Dilthey, Introduction aux sciences de l'esprit, 1883







    Se mettre dans la tradition et se tenir dans la tradition, tel est manifestement le chemin de la vérité qu'il s'agit de trouver en sciences humaines. Et toute critique que nous pouvons faire de la tradition en tant qu'historiens ne sert finalement qu'à nous rattacher à la véritable tradition dans laquelle nous nous tenons. Le fait d'être conditionné n'est donc pas un empêchement de la connaissance historique, mais un moment de la vérité elle-même. Elle doit elle-même être pensée si l'on ne veut pas y succomber de manière arbitraire. Ce qui compte ici d'un point de vue " scientifique ", c'est justement de détruire le fantôme d'une vérité qui serait indépendante du point de vue de celui qui connaît. C'est là la marque de notre finitude, dont il est indispensable de prendre conscience si l'on veut se prémunir contre l'illusion. La foi naïve en l'objectivité de la méthode historique était une telle illusion. Mais ce qui vient la remplacer, ce n'est pas un relativisme las, car ce que nous sommes et ce que nous pouvons entendre du passé n'est ni arbitraire ni aléatoire.

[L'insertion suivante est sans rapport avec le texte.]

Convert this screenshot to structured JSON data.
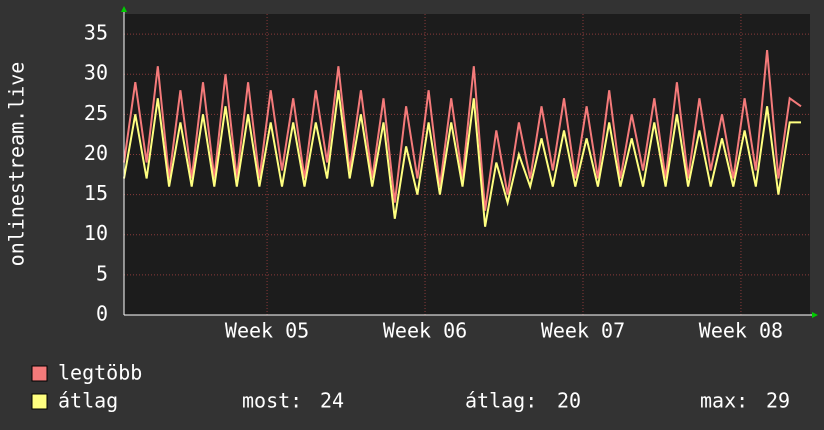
{
  "chart_data": {
    "type": "line",
    "y_label": "onlinestream.live",
    "x": [
      0,
      0.5,
      1,
      1.5,
      2,
      2.5,
      3,
      3.5,
      4,
      4.5,
      5,
      5.5,
      6,
      6.5,
      7,
      7.5,
      8,
      8.5,
      9,
      9.5,
      10,
      10.5,
      11,
      11.5,
      12,
      12.5,
      13,
      13.5,
      14,
      14.5,
      15,
      15.5,
      16,
      16.5,
      17,
      17.5,
      18,
      18.5,
      19,
      19.5,
      20,
      20.5,
      21,
      21.5,
      22,
      22.5,
      23,
      23.5,
      24,
      24.5,
      25,
      25.5,
      26,
      26.5,
      27,
      27.5,
      28,
      28.5,
      29,
      29.5,
      30
    ],
    "series": [
      {
        "name": "legtöbb",
        "color": "#f47a7a",
        "values": [
          19,
          29,
          19,
          31,
          17,
          28,
          17,
          29,
          17,
          30,
          17,
          29,
          17,
          28,
          18,
          27,
          17,
          28,
          19,
          31,
          18,
          28,
          17,
          27,
          14,
          26,
          17,
          28,
          16,
          27,
          17,
          31,
          13,
          23,
          15,
          24,
          17,
          26,
          18,
          27,
          17,
          26,
          17,
          28,
          17,
          25,
          18,
          27,
          17,
          29,
          17,
          27,
          18,
          25,
          17,
          27,
          18,
          33,
          17,
          27,
          26
        ]
      },
      {
        "name": "átlag",
        "color": "#ffff80",
        "values": [
          17,
          25,
          17,
          27,
          16,
          24,
          16,
          25,
          16,
          26,
          16,
          25,
          16,
          24,
          16,
          24,
          16,
          24,
          17,
          28,
          17,
          25,
          16,
          24,
          12,
          21,
          15,
          24,
          15,
          24,
          16,
          27,
          11,
          19,
          14,
          20,
          16,
          22,
          16,
          23,
          16,
          22,
          16,
          24,
          16,
          22,
          16,
          24,
          16,
          25,
          16,
          23,
          16,
          22,
          16,
          23,
          16,
          26,
          15,
          24,
          24
        ]
      }
    ],
    "xlim": [
      0,
      30.4
    ],
    "xticks": [
      {
        "value": 6.34,
        "label": "Week 05"
      },
      {
        "value": 13.34,
        "label": "Week 06"
      },
      {
        "value": 20.34,
        "label": "Week 07"
      },
      {
        "value": 27.34,
        "label": "Week 08"
      }
    ],
    "ylim": [
      0,
      37.5
    ],
    "yticks": [
      0,
      5,
      10,
      15,
      20,
      25,
      30,
      35
    ],
    "grid": true,
    "stats": [
      {
        "label": "most:",
        "value": 24
      },
      {
        "label": "átlag:",
        "value": 20
      },
      {
        "label": "max:",
        "value": 29
      }
    ]
  }
}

Ce que nous connaissons par l'histoire, c'est en fin de compte nous-mêmes. La connaissance en sciences humaines a toujours quelque chose d'une connaissance de soi. Nulle part la tromperie n'est-elle plus facile et plus naturelle que dans la connaissance de soi, mais nulle part ne signifie-t-elle autant pour l'être de l'homme, cette connaissance de soi, que lorsqu'elle réussit. En sciences humaines, ce qu'il s'agit d'apprendre de la tradition historique, ce n'est pas seulement ce que nous sommes tels que nous nous connaissons déjà, mais justement quelque chose d'autre, notamment recevoir d'elle une impulsion qui nous transporte au-delà de nous-mêmes. Ici, ce n'est pas ce qui ne fait pas problème et ce qui vient seulement satisfaire les attentes de notre recherche qu'il faut encourager. Il faut plutôt découvrir, et contre nous-mêmes, d'où peuvent provenir de nouvelles impulsions.